‘Tis the season for think-tanks and prognosticators – plus political analysts and operatives – to prioritize the Internet outlook for the coming year. This week has been particularly fertile, with webinars and seminal seminars about the state of the broadband industry, both domestic and global.
Much of the soothsaying has implications for the competitive broadband landscape, although as always none of the visionaries guarantee their forecasts, most of which are built on interpreting lessons for 2012 into visions of the digital future.
From global perspective, Ambassador Terry Kramer’s comments at the Internet Society’s Washington, DC, chapter on Wednesday were particularly difficult. In his first public statement since returning from the World Conference on International Telecommunications, Kramer described a dismal outlook for global agreement on policies affecting Internet operations.
He cited “notable challenges” from Russia, China and Arab states that want to place controls on the Internet – a plan supported by 89 countries at the WCIT conference in Dubai, which just ended. Fifty-five countries, let by the U.S., most western European and Latin American nations, opposed the WCIT proposal or are reviewing it for a later decision or revision.
Fundamentally, it comes down to separation of conduit and content – a familiar concept in the cable TV and U.S. telephony industries. WCIT’s report has implications on cable firms that are looking to expand into new global territories that seem ripe for broadband service – but with restrictions.
“We made it clear that the Internet discussion was off the table,” Kramer said – insisting that WCIT was intended to focus solely on telecom regulations, not Internet and censorship topics. He cited stumbling blocks including network security, SPAM (which some countries consider political commentary as they strike it down) and Internet governance.

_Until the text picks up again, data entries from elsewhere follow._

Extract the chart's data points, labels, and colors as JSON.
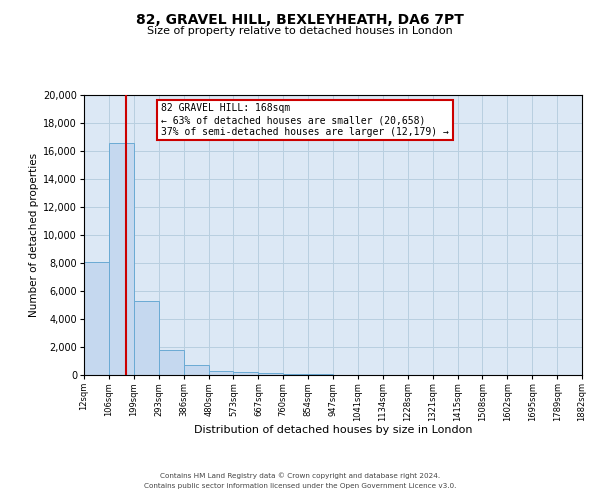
{
  "title": "82, GRAVEL HILL, BEXLEYHEATH, DA6 7PT",
  "subtitle": "Size of property relative to detached houses in London",
  "xlabel": "Distribution of detached houses by size in London",
  "ylabel": "Number of detached properties",
  "bar_color": "#c5d8ef",
  "bar_edge_color": "#6aaad4",
  "background_color": "#dce8f5",
  "grid_color": "#b8cfe0",
  "bin_edges": [
    12,
    106,
    199,
    293,
    386,
    480,
    573,
    667,
    760,
    854,
    947,
    1041,
    1134,
    1228,
    1321,
    1415,
    1508,
    1602,
    1695,
    1789,
    1882
  ],
  "bar_heights": [
    8050,
    16550,
    5300,
    1800,
    700,
    310,
    200,
    150,
    100,
    60,
    30,
    20,
    10,
    10,
    5,
    5,
    3,
    2,
    1,
    1
  ],
  "property_size": 168,
  "red_line_color": "#cc0000",
  "annotation_line1": "82 GRAVEL HILL: 168sqm",
  "annotation_line2": "← 63% of detached houses are smaller (20,658)",
  "annotation_line3": "37% of semi-detached houses are larger (12,179) →",
  "annotation_box_color": "#ffffff",
  "annotation_border_color": "#cc0000",
  "ylim_max": 20000,
  "yticks": [
    0,
    2000,
    4000,
    6000,
    8000,
    10000,
    12000,
    14000,
    16000,
    18000,
    20000
  ],
  "xtick_labels": [
    "12sqm",
    "106sqm",
    "199sqm",
    "293sqm",
    "386sqm",
    "480sqm",
    "573sqm",
    "667sqm",
    "760sqm",
    "854sqm",
    "947sqm",
    "1041sqm",
    "1134sqm",
    "1228sqm",
    "1321sqm",
    "1415sqm",
    "1508sqm",
    "1602sqm",
    "1695sqm",
    "1789sqm",
    "1882sqm"
  ],
  "footer_line1": "Contains HM Land Registry data © Crown copyright and database right 2024.",
  "footer_line2": "Contains public sector information licensed under the Open Government Licence v3.0."
}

“I hardly call 89 nations ‘a broad consensus,’” said Kramer, who headed the 120-person U.S. delegation. He also noted that the outcome will have implications on broadband deployment in developing markets. Kramer characterized WCIT as “a tragedy [because] it did not deal with … open, competitive markets,” which he believes need to be resolved as part of “a global agreement.”
The WCIT stalemate takes on additional weight as U.S. communications companies – including MSOs – seek to expand into the fast-evolving global telecom/media market. Diplomatically, Kramer and other U.S. participants at the Dubai meetings acknowledged that much of the world is not interested in bringing the U.S. model to their lands.
That viewpoint resonated in the wake of Tuesday’s webinar “Broadband US.TV 2012 Year in Review, What Lays Ahead.” Familiar Washington talking heads --- Scott Cleland of the Precursor Group, Gigi Sohn of Public Knowledge, Jeff Silva of Medley Global Advisors and others – voiced their predictable screeds about the U.S. broadband situation.
Cleland, often a stalking horse for telephone companies, envisions action on telecom legislation in 2013, calling the current law “embarrassingly obsolete” and envisioning a “transition to bring everyone forward into the twenty-first century.”
Silva warned that such a legislative transition “won’t be like going from analog to digital TV. It is far more complex,” he said, citing billing, content control and other factors that will make it “inevitably messy.”
In a comment that presaged the WCIT discussions elsewhere, Sohn emphasized that “Interconnection is really critical.” She singled out “cable companies [that] are not subject to the same contracts as the telcos.”
Another panelist, Paul Gallant, a telecom policy analyst at Guggenheim Securities, asked whether, “as we transition to IP [Internet Protocol] … are we going to retain the rights from our basic competitors or cut off our rights?” He called it a “big issue” – again, akin to the global problems cited at the WCIT review the following day.
The panelists acknowledged that in the U.S., IP traffic is exchanged via contractual arrangements. Several of the panelists see the competitive impact of the move to IP delivery will mean that the government is likely to be “pulled into the process” of assuring distribution.
“The only way [suppliers] will connect is if the FCC tells them they have to, Gallant said, characterizing “interconnection” as an obsolete term.” Cleland agreed that “peering” will be the term to replace the archaic “interconnection” of the telecom interconnect era.
Sohn predicted that municipalities will look at Google’s Kansas City broadband experiment (and a similar new project in Chattanooga) experiment and say “I want a piece of that.”
The panel also touched quickly on retransmission consent: Silva said it will continue to be a “relevant and sore topic” but he foresees “no great leap forward.” Gallant opined that If Congress “decides it wants to get back in and the rules need to be rebalanced,” then broadcasters “have all the leverage.”
Collectively, the two Washington blab-fests offered a tough outlook for domestic and global communications in the year ahead – although as always, it’ll be profitable for lawyers.